Led by palaeontology professor Alberto Cazzella of the University of Rome "La Sapienza", the archaeological team found the inscribed stone in the sancturary site of Tas-Silg, a megalithic temple built during the late Neolithic period, and which has been used for various religious and ceremonial purposes by the ancients from the third millennium BC to the Byzantine era. The inscription was translated as a dedication to the Mesopotamian moon god Sin, the father of Ninurta who, for centuries, was the main deity worshiped far to the east in the city of Nippur in Mesopotamia. Nippur was considered a holy city and a pilgrimage site with a scribal school that generated literary texts.
The location of the find makes it the farthest west the ancient script has ever been discovered, raising questions about how it ended up in the remote location. Some scholars theorize that the inscribed stone was likely looted from the temple of Nippur during military conflict and then transported westward through an exchange of hands by Cypriot or Mycenaean merchants, thought to have had trading relations with the central Mediterranean at the time.

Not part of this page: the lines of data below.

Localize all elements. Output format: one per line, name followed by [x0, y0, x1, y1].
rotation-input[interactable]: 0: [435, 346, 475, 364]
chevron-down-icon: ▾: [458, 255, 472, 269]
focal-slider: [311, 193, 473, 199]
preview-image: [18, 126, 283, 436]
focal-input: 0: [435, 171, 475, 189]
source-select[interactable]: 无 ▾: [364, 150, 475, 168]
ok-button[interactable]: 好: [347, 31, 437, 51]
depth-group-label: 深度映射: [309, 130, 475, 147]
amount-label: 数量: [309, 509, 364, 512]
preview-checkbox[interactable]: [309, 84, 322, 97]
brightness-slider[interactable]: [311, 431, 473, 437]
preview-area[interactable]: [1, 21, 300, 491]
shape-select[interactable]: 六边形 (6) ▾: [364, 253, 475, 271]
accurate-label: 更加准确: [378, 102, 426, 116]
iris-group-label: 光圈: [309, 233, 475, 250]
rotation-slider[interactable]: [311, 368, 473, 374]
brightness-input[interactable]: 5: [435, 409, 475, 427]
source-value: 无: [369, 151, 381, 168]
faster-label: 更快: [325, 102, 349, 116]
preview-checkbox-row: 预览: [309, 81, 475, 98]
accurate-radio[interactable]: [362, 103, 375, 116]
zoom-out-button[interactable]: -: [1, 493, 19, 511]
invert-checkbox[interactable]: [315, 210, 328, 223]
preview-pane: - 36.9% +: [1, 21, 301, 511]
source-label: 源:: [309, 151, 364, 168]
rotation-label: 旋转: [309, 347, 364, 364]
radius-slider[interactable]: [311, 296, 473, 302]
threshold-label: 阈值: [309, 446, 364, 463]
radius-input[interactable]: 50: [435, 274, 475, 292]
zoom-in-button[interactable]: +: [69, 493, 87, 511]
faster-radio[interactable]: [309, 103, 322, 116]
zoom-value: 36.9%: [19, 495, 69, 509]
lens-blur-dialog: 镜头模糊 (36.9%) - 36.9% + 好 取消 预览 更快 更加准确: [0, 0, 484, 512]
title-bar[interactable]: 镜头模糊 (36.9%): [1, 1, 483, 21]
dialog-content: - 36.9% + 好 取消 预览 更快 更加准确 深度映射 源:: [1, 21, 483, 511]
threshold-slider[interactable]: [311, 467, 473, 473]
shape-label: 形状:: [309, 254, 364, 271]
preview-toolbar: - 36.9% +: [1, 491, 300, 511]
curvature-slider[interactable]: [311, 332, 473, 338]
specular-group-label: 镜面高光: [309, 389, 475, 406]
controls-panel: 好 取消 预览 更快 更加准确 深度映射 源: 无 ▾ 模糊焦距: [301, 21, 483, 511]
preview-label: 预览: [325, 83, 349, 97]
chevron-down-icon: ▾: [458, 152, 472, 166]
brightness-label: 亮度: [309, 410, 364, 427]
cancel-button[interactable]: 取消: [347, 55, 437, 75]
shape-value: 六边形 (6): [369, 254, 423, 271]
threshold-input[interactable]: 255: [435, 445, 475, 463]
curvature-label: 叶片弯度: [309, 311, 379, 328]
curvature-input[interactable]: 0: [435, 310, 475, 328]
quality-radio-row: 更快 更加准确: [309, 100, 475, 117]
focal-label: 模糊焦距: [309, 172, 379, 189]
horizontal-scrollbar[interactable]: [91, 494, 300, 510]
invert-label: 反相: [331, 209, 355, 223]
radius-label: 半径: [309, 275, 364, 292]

Moreover, because cuneiform-inscribed agate would have been considered highly valued during the late Bronze Age, its presence within the Tas-Silg sanctuary, according to some scholars, suggests that the sanctuary had a much wider significance than for those who lived on Malta at this time. The sanctuary is already known to have been an important place of worship in the Mediterranean during the Phoenician and Roman eras.